The findings of fact are supported by substantial evidence. In addition, twice in the conclusions of law the AHC refers to the transactions as the “sales of distributorships.”

Amway characterizes each distributor to be a self-employed, independent businessman who purchases Amway's products at wholesale prices and resells those products for a profit. The application for distributorship states that there is no employment or agency relationship existing between Amway and any distributor and precludes distributors from holding themselves out to third parties as legal representatives, agents or employees of Amway.

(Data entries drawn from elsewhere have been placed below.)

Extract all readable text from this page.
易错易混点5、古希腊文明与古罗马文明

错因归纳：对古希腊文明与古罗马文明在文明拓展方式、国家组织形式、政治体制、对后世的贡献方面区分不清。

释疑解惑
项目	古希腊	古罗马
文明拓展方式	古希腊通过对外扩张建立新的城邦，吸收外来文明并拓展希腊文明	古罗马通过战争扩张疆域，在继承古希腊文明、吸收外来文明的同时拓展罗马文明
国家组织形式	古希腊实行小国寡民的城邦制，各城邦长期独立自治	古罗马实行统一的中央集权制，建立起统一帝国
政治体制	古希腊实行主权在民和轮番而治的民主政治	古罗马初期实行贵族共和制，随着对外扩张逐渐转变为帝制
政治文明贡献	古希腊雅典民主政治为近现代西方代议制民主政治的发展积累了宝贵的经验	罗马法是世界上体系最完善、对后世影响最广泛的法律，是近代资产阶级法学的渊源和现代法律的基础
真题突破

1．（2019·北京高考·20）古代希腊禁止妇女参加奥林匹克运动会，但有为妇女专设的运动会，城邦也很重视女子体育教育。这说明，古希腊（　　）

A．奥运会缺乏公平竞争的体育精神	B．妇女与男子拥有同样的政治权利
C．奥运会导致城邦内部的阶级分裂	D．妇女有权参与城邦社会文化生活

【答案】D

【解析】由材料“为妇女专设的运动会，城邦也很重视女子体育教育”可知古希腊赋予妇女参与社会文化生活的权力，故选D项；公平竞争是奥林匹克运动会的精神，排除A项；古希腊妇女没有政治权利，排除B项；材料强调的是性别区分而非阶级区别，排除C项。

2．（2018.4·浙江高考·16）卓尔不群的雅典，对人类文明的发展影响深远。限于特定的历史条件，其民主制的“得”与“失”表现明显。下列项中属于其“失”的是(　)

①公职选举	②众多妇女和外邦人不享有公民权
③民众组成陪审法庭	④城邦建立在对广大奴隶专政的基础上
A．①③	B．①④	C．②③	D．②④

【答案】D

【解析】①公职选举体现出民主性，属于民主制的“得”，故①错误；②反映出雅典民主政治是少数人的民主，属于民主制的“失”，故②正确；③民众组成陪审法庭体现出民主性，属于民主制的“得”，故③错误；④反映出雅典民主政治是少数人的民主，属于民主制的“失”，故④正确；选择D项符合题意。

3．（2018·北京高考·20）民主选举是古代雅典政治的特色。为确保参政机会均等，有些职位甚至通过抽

Amway’s primary customers are designated as direct distributors. At a price set by Amway, the direct distributors purchase most products in bulk on a cash basis in order to resell them to other distributors or to the ultimate consumers. However, catalog items may be purchased directly from Amway by all distributors. Once the products are initially sold by Amway, they have the potential to be resold from distributor to distributor several times before reaching the ultimate consumer. The price and terms of sale are set at the distributor’s discretion subject only to the prohibition of sales in retail stores. Specific sales techniques are left to each distributor, although certain techniques are discouraged by the “Amway Code of Ethics.” Each distributor also agrees that he or she will “comply with the Amway Sales and Marketing Plan as set forth in the official Amway literature.” The sales and marketing plan authorizes one holding a distributorship not only to sell Amway products, but to sponsor other distributors. Through the incentives of the right to sell products to sponsored distributors, volume bonuses, and the potential of becoming a direct distributor, Amway enthusiastically encourages its distributors to solicit the sale of Amway distributorships in Missouri. Even though a “sponsor” distributor solicits the sale of distributorships, the distributorships are a direct agreement between Amway and the new distributor. All proceeds from the sale of the distributorships go to Amway.

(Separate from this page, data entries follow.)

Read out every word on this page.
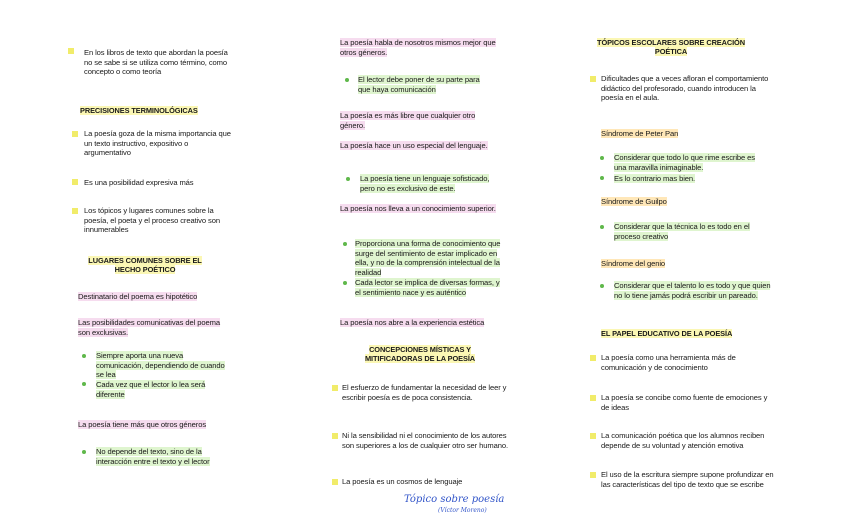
En los libros de texto que abordan la poesía no se sabe si se utiliza como término, como concepto o como teoría
PRECISIONES TERMINOLÓGICAS
La poesía goza de la misma importancia que un texto instructivo, expositivo o argumentativo
Es una posibilidad expresiva más
Los tópicos y lugares comunes sobre la poesía, el poeta y el proceso creativo son innumerables
LUGARES COMUNES SOBRE EL HECHO POÉTICO
Destinatario del poema es hipotético
Las posibilidades comunicativas del poema son exclusivas.
Siempre aporta una nueva comunicación, dependiendo de cuando se lea
Cada vez que el lector lo lea será diferente
La poesía tiene más que otros géneros
No depende del texto, sino de la interacción entre el texto y el lector
La poesía habla de nosotros mismos mejor que otros géneros.
El lector debe poner de su parte para que haya comunicación
La poesía es más libre que cualquier otro género.
La poesía hace un uso especial del lenguaje.
La poesía tiene un lenguaje sofisticado, pero no es exclusivo de este.
La poesía nos lleva a un conocimiento superior.
Proporciona una forma de conocimiento que surge del sentimiento de estar implicado en ella, y no de la comprensión intelectual de la realidad
Cada lector se implica de diversas formas, y el sentimiento nace y es auténtico
La poesía nos abre a la experiencia estética
CONCEPCIONES MÍSTICAS Y MITIFICADORAS DE LA POESÍA
El esfuerzo de fundamentar la necesidad de leer y escribir poesía es de poca consistencia.
Ni la sensibilidad ni el conocimiento de los autores son superiores a los de cualquier otro ser humano.
La poesía es un cosmos de lenguaje
Tópico sobre poesía
(Víctor Moreno)
TÓPICOS ESCOLARES SOBRE CREACIÓN POÉTICA
Dificultades que a veces afloran el comportamiento didáctico del profesorado, cuando introducen la poesía en el aula.
Síndrome de Peter Pan
Considerar que todo lo que rime escribe es una maravilla inimaginable.
Es lo contrario mas bien.
Síndrome de Guilpo
Considerar que la técnica lo es todo en el proceso creativo
Síndrome del genio
Considerar que el talento lo es todo y que quien no lo tiene jamás podrá escribir un pareado.
EL PAPEL EDUCATIVO DE LA POESÍA
La poesía como una herramienta más de comunicación y de conocimiento
La poesía se concibe como fuente de emociones y de ideas
La comunicación poética que los alumnos reciben depende de su voluntad y atención emotiva
El uso de la escritura siempre supone profundizar en las características del tipo de texto que se escribe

Following an audit by the Multi-State Tax Commission, the Director assessed a state income tax deficiency against Amway for fiscal years ending in 1978, 1979 and 1980. The assessments were based upon the Director’s position that Amway’s activities in Missouri had exceeded the minimum standards of 15 U.S.C. § 381, which provides a limitation on a state’s authority to impose a net income tax. Amway appealed. The AHC found the assessment was erroneous. Now the Director appeals.